Wednesday, March 05, 2008

God Bless America
even the ignorants

I led a memorial service today for a member of our church community who died last week. She had special needs, was someone that is most often overlooked in our culture and society. What struck me during the celebration of her life and the gift of God that she was to so many in our community and neighborhood was the deep existential truth that we often reject what is different, that we avoid it, deny it, and seek to subvert it, when in fact we don't have to. The comment I heard repeatedly at the reception today was, "she taught me so much...." What are we missing out on in our culture of uniformity, conformity, and anonymity?

I've blogged about the recent trip I took to France. On Sunday as I preached on the Gospel text of the day (for March 2, Jean 9:1-41) I told some more stories about that trip which illustrated the blindness of the pharisees in that story as they missed out on what Jesus was doing, talking about and modeling. I thought of them again today after this memorial service/celebration of life.

In returning from Paris I flew through Philadelphia where my wife and I went through customs. As our passports were checked we gave 2 distinct answers to a question, so the customs agent, doing a good job, followed up with a myriad of questions. Included in those were why we had stamps from Jordan, Israel, and Egypt in our passports. The agent was stupified that we had visited those places. When we shared how fantastic they were and are, he quickly responded saying, "Why would you go there? They hate us. They're all out to get us. Better to just stay home." Flabbergasted I muttered politely that they were amazing places and people to visit.

We moved on, getting our bags and then proceeding through customs again, turning in our forms. As we approached that place there was a huge bottleneck in the line of waiting people loaded with baggage. Many were foreigners visiting the USA, unable to understand what was going on - like all of us there - because of the chaotic atmosphere and then also because of their limited English skills. A woman with a jersey accent pushed past us, trying to cut us off. When she was blocked by an unaware foreign person, she got in her face and screamed "IGNORANT!" Then stomped off to return to her family behind us. My wife and I laughed and reflected upon who was actually the ignorant person in the situation.

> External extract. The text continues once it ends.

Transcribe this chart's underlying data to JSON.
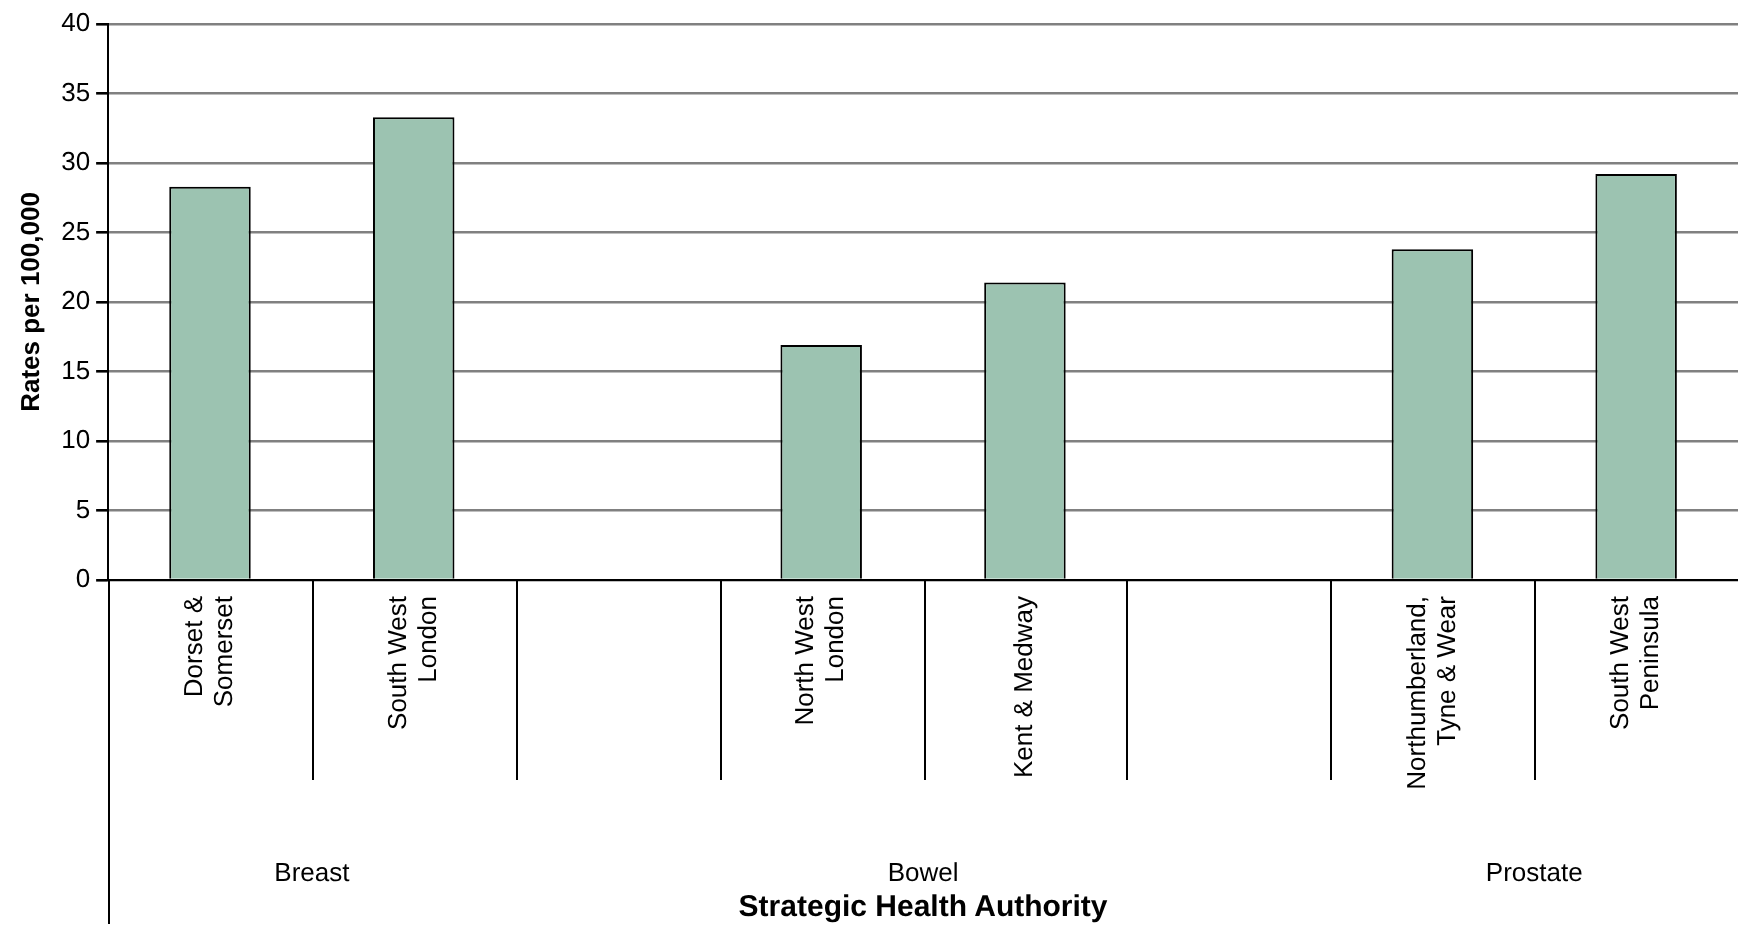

If you know me, or merely have read the blog, I admit that I am an Obama supporting Democrat, relatively socially liberal, Californian greatly shaped by the teachings of Jesus of Nazareth and my desire to follow in his footsteps. I find myself troubled when I repeatedly hear the statement "God bless America." Now I'm not anti-American, nor am I un-proud of who I am, where I come from, and who we are as a nation-state-community. But I have to wonder (not that this is a unique reflection), why would/should God only bless us? Why is it that we are so quick - all human beings - to reject what's different, to overlook the different, to dis-engage - even villefy - the other? I'm as screwed up, making as many mistakes every day as the next person. But I have to wonder what we're missing out on when we act like that customs agent and the jersey-born woman when we not only reject, but utterly refuse to even engage with what is different. I too do the same. Yet when I think about the people that have greatly influenced, and shaped me for good, they often aren't like me and weren't the people that I would necessarily gravitate towards out of a sense of facility, efficiency or safety.

A friend once told me a saying of the South, "We know where we've been, but We don't know where we're going." We definitely won't just get there if we only stick with what we've known, where we've already been, and what we ourselves are like. Bruce Reyes-Chow wrote a great entry with a similar thing talking about the PC(USA) and the future of the church "Four Cultural Shifts the PC(USA) Needs to Make." I wonder what the shifts are that WE and by we I mean ME (too) need to make in order to move from ignorance to sight, from blindness to perspective, from ego-centricism to holistic worldviews?